De strijd van de werknemers bij het Algemeen Bureau voor de Statistiek (ABS) is nog steeds gaande. En dat al bijkans twee maanden. Het personeel is sinds 20 april in beraad, waarbij er tot 11:00 uur wordt gewerkt. De laatste cao-ronde was van 2016. Toen kreeg het ABS-personeel een inflatiecorrectie. De inflatie is echter verder gestegen. De werknemers vinden het nodig om te praten over aanpassingen van hun eigen inkomen.
De bond bij ABS heeft nog steeds geen reactie ontvangen van noch de minister van Financiën, de vicepresident, noch het parlement. De werknemers hebben ook niet gemerkt dat het parlement binnenshuis stappen heeft ondernomen om de minister hierover vragen te stellen (zoals beloofd was). De werknemers merken dat de situatie enorm wordt gebagatelliseerd. Het belang van ABS wordt zeer vervaagd gepresenteerd. “Wij zijn genoodzaakt de strijd van ABS voort te zetten. Wat we merken bij de regering is het volgende. Als je niet in staat bent om direct druk uit te oefenen of een actie te voeren waarbij de samenleving het direct merkt (zoals bij de bushouders, SLM en Havenbeheer), luistert deze regering niet naar jou. Daarmee brengen zij tegelijkertijd een groter belang in gevaar. Het ABS is niet een zomaar instituut. Momenteel worden er geen statistieken geproduceerd. Er zijn geen nieuwe inflatiecijfers. Ook overige statistieken zijn er niet. Allemaal statistieken die de regering zelf nodig heeft om beleid te formuleren”, stelt C-47-voorzitter Robby Berenstein.
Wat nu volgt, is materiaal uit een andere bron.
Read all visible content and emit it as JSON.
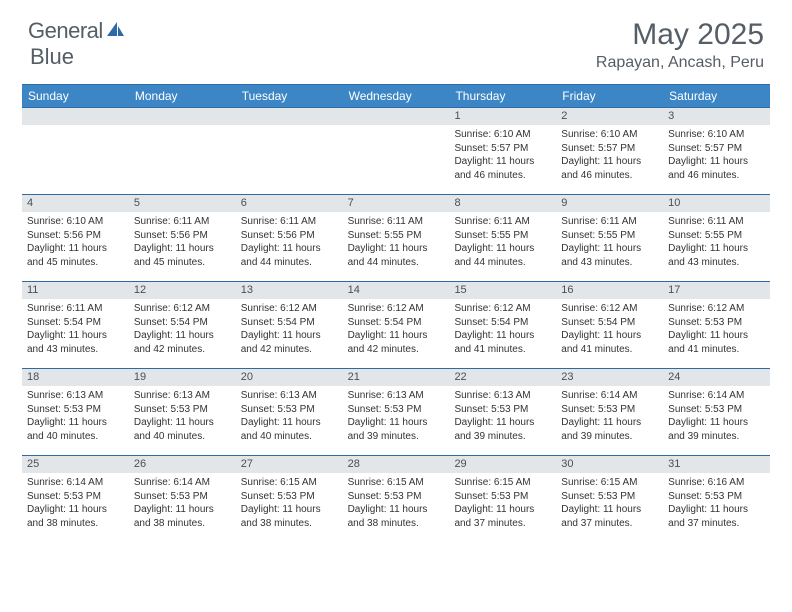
{
  "logo": {
    "text_left": "General",
    "text_right": "Blue"
  },
  "title": "May 2025",
  "location": "Rapayan, Ancash, Peru",
  "colors": {
    "header_bar": "#3d86c6",
    "border": "#2d6aa8",
    "day_num_bg": "#e3e6e9",
    "text_muted": "#555d66",
    "logo_blue": "#2d6aa8"
  },
  "days_of_week": [
    "Sunday",
    "Monday",
    "Tuesday",
    "Wednesday",
    "Thursday",
    "Friday",
    "Saturday"
  ],
  "weeks": [
    [
      {
        "n": "",
        "sr": "",
        "ss": "",
        "dl": ""
      },
      {
        "n": "",
        "sr": "",
        "ss": "",
        "dl": ""
      },
      {
        "n": "",
        "sr": "",
        "ss": "",
        "dl": ""
      },
      {
        "n": "",
        "sr": "",
        "ss": "",
        "dl": ""
      },
      {
        "n": "1",
        "sr": "Sunrise: 6:10 AM",
        "ss": "Sunset: 5:57 PM",
        "dl": "Daylight: 11 hours and 46 minutes."
      },
      {
        "n": "2",
        "sr": "Sunrise: 6:10 AM",
        "ss": "Sunset: 5:57 PM",
        "dl": "Daylight: 11 hours and 46 minutes."
      },
      {
        "n": "3",
        "sr": "Sunrise: 6:10 AM",
        "ss": "Sunset: 5:57 PM",
        "dl": "Daylight: 11 hours and 46 minutes."
      }
    ],
    [
      {
        "n": "4",
        "sr": "Sunrise: 6:10 AM",
        "ss": "Sunset: 5:56 PM",
        "dl": "Daylight: 11 hours and 45 minutes."
      },
      {
        "n": "5",
        "sr": "Sunrise: 6:11 AM",
        "ss": "Sunset: 5:56 PM",
        "dl": "Daylight: 11 hours and 45 minutes."
      },
      {
        "n": "6",
        "sr": "Sunrise: 6:11 AM",
        "ss": "Sunset: 5:56 PM",
        "dl": "Daylight: 11 hours and 44 minutes."
      },
      {
        "n": "7",
        "sr": "Sunrise: 6:11 AM",
        "ss": "Sunset: 5:55 PM",
        "dl": "Daylight: 11 hours and 44 minutes."
      },
      {
        "n": "8",
        "sr": "Sunrise: 6:11 AM",
        "ss": "Sunset: 5:55 PM",
        "dl": "Daylight: 11 hours and 44 minutes."
      },
      {
        "n": "9",
        "sr": "Sunrise: 6:11 AM",
        "ss": "Sunset: 5:55 PM",
        "dl": "Daylight: 11 hours and 43 minutes."
      },
      {
        "n": "10",
        "sr": "Sunrise: 6:11 AM",
        "ss": "Sunset: 5:55 PM",
        "dl": "Daylight: 11 hours and 43 minutes."
      }
    ],
    [
      {
        "n": "11",
        "sr": "Sunrise: 6:11 AM",
        "ss": "Sunset: 5:54 PM",
        "dl": "Daylight: 11 hours and 43 minutes."
      },
      {
        "n": "12",
        "sr": "Sunrise: 6:12 AM",
        "ss": "Sunset: 5:54 PM",
        "dl": "Daylight: 11 hours and 42 minutes."
      },
      {
        "n": "13",
        "sr": "Sunrise: 6:12 AM",
        "ss": "Sunset: 5:54 PM",
        "dl": "Daylight: 11 hours and 42 minutes."
      },
      {
        "n": "14",
        "sr": "Sunrise: 6:12 AM",
        "ss": "Sunset: 5:54 PM",
        "dl": "Daylight: 11 hours and 42 minutes."
      },
      {
        "n": "15",
        "sr": "Sunrise: 6:12 AM",
        "ss": "Sunset: 5:54 PM",
        "dl": "Daylight: 11 hours and 41 minutes."
      },
      {
        "n": "16",
        "sr": "Sunrise: 6:12 AM",
        "ss": "Sunset: 5:54 PM",
        "dl": "Daylight: 11 hours and 41 minutes."
      },
      {
        "n": "17",
        "sr": "Sunrise: 6:12 AM",
        "ss": "Sunset: 5:53 PM",
        "dl": "Daylight: 11 hours and 41 minutes."
      }
    ],
    [
      {
        "n": "18",
        "sr": "Sunrise: 6:13 AM",
        "ss": "Sunset: 5:53 PM",
        "dl": "Daylight: 11 hours and 40 minutes."
      },
      {
        "n": "19",
        "sr": "Sunrise: 6:13 AM",
        "ss": "Sunset: 5:53 PM",
        "dl": "Daylight: 11 hours and 40 minutes."
      },
      {
        "n": "20",
        "sr": "Sunrise: 6:13 AM",
        "ss": "Sunset: 5:53 PM",
        "dl": "Daylight: 11 hours and 40 minutes."
      },
      {
        "n": "21",
        "sr": "Sunrise: 6:13 AM",
        "ss": "Sunset: 5:53 PM",
        "dl": "Daylight: 11 hours and 39 minutes."
      },
      {
        "n": "22",
        "sr": "Sunrise: 6:13 AM",
        "ss": "Sunset: 5:53 PM",
        "dl": "Daylight: 11 hours and 39 minutes."
      },
      {
        "n": "23",
        "sr": "Sunrise: 6:14 AM",
        "ss": "Sunset: 5:53 PM",
        "dl": "Daylight: 11 hours and 39 minutes."
      },
      {
        "n": "24",
        "sr": "Sunrise: 6:14 AM",
        "ss": "Sunset: 5:53 PM",
        "dl": "Daylight: 11 hours and 39 minutes."
      }
    ],
    [
      {
        "n": "25",
        "sr": "Sunrise: 6:14 AM",
        "ss": "Sunset: 5:53 PM",
        "dl": "Daylight: 11 hours and 38 minutes."
      },
      {
        "n": "26",
        "sr": "Sunrise: 6:14 AM",
        "ss": "Sunset: 5:53 PM",
        "dl": "Daylight: 11 hours and 38 minutes."
      },
      {
        "n": "27",
        "sr": "Sunrise: 6:15 AM",
        "ss": "Sunset: 5:53 PM",
        "dl": "Daylight: 11 hours and 38 minutes."
      },
      {
        "n": "28",
        "sr": "Sunrise: 6:15 AM",
        "ss": "Sunset: 5:53 PM",
        "dl": "Daylight: 11 hours and 38 minutes."
      },
      {
        "n": "29",
        "sr": "Sunrise: 6:15 AM",
        "ss": "Sunset: 5:53 PM",
        "dl": "Daylight: 11 hours and 37 minutes."
      },
      {
        "n": "30",
        "sr": "Sunrise: 6:15 AM",
        "ss": "Sunset: 5:53 PM",
        "dl": "Daylight: 11 hours and 37 minutes."
      },
      {
        "n": "31",
        "sr": "Sunrise: 6:16 AM",
        "ss": "Sunset: 5:53 PM",
        "dl": "Daylight: 11 hours and 37 minutes."
      }
    ]
  ]
}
Hij vindt dat dit soort instituten door de regering met schuine ogen worden aangekeken. Op langtermijn ziet hij de hele samenleving hierdoor in problemen geraken. De komende week zal de vakbond de draad wederom oppakken. De strijd wordt in ieder geval voortgezet. Niet alleen om het belang van de werknemers, maar ook om het belang van het instituut van het ABS te beschermen.
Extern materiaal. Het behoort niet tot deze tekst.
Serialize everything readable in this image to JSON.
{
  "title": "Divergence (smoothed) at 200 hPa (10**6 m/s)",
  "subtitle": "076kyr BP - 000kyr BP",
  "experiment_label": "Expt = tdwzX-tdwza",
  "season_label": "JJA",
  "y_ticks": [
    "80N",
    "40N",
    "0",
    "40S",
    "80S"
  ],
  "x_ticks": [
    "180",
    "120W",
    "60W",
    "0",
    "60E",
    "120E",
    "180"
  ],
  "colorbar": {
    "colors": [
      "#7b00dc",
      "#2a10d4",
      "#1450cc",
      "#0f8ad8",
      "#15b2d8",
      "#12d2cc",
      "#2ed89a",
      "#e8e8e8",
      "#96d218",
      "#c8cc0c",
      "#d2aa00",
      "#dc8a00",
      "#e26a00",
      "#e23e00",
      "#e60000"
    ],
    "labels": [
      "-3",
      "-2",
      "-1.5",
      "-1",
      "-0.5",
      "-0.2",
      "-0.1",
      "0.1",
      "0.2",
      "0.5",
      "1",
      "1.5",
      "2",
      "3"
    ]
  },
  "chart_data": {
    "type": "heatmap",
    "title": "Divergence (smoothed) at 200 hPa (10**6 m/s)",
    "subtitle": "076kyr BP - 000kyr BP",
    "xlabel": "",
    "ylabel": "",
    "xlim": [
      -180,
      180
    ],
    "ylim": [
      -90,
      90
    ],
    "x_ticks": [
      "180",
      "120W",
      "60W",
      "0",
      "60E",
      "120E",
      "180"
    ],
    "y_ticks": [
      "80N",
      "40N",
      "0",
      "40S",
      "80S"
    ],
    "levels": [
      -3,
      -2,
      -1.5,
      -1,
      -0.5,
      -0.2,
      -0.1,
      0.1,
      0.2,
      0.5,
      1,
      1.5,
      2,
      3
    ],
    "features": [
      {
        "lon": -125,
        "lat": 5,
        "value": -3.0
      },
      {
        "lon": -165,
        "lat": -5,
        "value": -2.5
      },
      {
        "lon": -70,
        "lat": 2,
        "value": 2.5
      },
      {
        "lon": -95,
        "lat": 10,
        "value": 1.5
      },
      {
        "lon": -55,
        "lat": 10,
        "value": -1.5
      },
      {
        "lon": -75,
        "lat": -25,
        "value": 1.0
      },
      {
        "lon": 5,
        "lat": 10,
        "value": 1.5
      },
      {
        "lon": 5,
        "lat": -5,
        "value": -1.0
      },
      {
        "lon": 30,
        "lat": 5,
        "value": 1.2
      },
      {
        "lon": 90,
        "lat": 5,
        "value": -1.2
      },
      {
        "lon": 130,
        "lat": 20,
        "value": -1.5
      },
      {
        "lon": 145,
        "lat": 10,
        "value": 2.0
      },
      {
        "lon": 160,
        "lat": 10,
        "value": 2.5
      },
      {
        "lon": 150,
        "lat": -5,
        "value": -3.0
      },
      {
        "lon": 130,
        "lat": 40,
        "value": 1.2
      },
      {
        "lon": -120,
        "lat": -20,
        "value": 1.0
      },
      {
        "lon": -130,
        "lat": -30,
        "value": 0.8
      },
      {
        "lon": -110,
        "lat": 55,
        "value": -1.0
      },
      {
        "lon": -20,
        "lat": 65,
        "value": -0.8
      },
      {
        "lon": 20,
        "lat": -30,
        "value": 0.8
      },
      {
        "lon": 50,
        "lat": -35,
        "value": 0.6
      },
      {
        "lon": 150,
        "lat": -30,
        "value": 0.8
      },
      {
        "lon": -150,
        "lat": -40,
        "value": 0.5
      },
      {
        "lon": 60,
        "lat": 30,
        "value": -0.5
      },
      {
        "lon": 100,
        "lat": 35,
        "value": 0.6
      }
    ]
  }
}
Een andere bijkomstigheid van het niet produceren van statistieken is een situatie, waarbij ook de samenleving in het donker blijft. Het bedrijfsleven kan bijvoorbeeld niet met zekerheid beslissingen nemen als bijvoorbeeld een belangrijk getal van een inflatieniveau niet ter beschikking is. Daarnaast meet het ABS ook cijfers die de prestatie van de overheid weergeven. Indien dit niet ter beschikking komt van de samenleving, kan de samenleving de prestatie van de overheid ook moeilijk beoordelen, met alle gevolgen van dien.
“Wij horen ook geluiden als zou de regering ABS willen opdoeken. Al dat soort dingen hoor je. Wij gaan niet af op geruchten. Wij gaan ervan uit dat wij met mensen te doen hebben, die het belang van dit instituut inzien. Er moet een oplossing komen”, meent Berenstein.